Accessoiriste, chorégraphe, régisseur de son ou de lumière, costumier, perruquier, scénographe, machiniste sont un ensemble de métiers aussi techniques qu’artistiques qui interviennent dans la grande machine, bien huilée, qu’est le théâtre. Derrière la scène, ces corps de métiers sont indispensables pour que le spectacle soit réussi.

Junior Neptune, régisseur de son durant la 16e édition du Festival Quatre Chemins, raconte longuement : « Je me souviens, une fois que je travaillais sur un spectacle, Gouyad Senpyè, j’ai fait jouer le son d’une arme à feu, au lieu de celui d’une voiture. Les comédiennes ont été surprises, désorientées. Anyès Noël, la metteuse en scène, est venue s’enquérir de ce qui se passait. J’en ai presque perdu le sommeil après, parce que le spectacle a failli être gâché à cause de cela. »

Pour réussir un spectacle, il faut une bonne synchronisation des lumières et des sons, a fait savoir Dérilon Dérilus Fils. Il est régisseur de lumière, collègue de Junior Neptune au Festival Quatre Chemins. Il ajoute avec fougue : « Nous, les techniciens, sommes là pour résoudre les problèmes, et s’ils surviennent durant la représentation, une solution rapide et effective doit être trouvée pour sauver le spectacle. Lorsque les comédiens montent sur scène, les dés sont jetés, tout repose sur nous, et sur eux. »

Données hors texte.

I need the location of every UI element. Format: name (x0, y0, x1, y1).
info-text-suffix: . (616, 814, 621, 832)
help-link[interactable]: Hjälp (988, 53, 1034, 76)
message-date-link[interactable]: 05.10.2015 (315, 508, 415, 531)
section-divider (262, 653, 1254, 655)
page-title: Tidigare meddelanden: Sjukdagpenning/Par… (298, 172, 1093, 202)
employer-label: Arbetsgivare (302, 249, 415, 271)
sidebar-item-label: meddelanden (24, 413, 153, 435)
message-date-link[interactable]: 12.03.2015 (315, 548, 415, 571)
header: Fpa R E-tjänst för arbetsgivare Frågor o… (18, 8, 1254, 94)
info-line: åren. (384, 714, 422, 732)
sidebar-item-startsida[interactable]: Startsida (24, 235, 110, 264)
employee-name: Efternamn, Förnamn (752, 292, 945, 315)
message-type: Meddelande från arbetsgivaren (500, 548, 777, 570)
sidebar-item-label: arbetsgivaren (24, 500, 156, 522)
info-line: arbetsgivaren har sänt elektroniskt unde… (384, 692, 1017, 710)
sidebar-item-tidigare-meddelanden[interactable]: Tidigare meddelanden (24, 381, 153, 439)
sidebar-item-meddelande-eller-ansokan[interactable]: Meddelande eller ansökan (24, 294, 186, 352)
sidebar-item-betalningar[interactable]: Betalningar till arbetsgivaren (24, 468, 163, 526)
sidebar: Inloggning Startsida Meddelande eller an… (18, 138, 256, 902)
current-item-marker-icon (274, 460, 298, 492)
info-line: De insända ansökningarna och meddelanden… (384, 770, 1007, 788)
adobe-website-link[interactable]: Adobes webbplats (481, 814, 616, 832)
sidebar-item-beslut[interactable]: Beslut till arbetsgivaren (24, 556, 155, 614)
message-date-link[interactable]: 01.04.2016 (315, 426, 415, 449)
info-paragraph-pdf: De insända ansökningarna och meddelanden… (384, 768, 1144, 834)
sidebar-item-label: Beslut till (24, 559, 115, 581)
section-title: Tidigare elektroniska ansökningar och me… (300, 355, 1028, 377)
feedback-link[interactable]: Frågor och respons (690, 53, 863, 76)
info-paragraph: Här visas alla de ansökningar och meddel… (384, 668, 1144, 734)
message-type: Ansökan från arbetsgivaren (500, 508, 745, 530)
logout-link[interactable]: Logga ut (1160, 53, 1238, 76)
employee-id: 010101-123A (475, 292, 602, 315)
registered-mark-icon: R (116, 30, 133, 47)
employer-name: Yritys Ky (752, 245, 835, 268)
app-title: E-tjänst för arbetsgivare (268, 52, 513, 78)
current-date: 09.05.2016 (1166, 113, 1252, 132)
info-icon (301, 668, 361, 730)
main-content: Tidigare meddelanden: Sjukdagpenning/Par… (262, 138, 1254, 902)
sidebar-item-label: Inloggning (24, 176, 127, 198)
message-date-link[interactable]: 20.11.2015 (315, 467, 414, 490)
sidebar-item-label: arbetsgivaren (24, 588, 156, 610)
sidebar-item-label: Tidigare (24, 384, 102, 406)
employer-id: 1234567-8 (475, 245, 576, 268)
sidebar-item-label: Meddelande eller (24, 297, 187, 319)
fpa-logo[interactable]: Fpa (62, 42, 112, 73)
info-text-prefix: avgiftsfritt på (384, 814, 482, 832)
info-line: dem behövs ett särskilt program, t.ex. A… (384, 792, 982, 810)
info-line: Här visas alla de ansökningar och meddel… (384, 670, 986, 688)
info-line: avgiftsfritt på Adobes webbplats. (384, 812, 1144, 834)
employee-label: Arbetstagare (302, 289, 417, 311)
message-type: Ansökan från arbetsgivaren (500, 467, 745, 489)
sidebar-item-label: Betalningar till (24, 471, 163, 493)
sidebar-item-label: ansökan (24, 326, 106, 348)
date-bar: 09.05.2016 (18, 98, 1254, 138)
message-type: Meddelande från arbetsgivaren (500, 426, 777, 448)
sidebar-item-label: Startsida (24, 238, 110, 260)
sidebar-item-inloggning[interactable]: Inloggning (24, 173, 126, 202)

La formation n’est pas offerte dans les écoles haïtiennes

Depuis 2017, Junior Neptune exerce le métier de régisseur de son. Il en a appris les techniques sur le tas grâce aux frottements avec d’autres techniciens sur le Festival Quatre Chemins où il a été bénévole durant quatre ans. C’est aussi le cas de Dérilon Dérilus Fils, qui après un an de stage en tant que régisseur de lumière, a été employé comme assistant technique dans ce même festival. Il occupe ce poste depuis maintenant quatre ans.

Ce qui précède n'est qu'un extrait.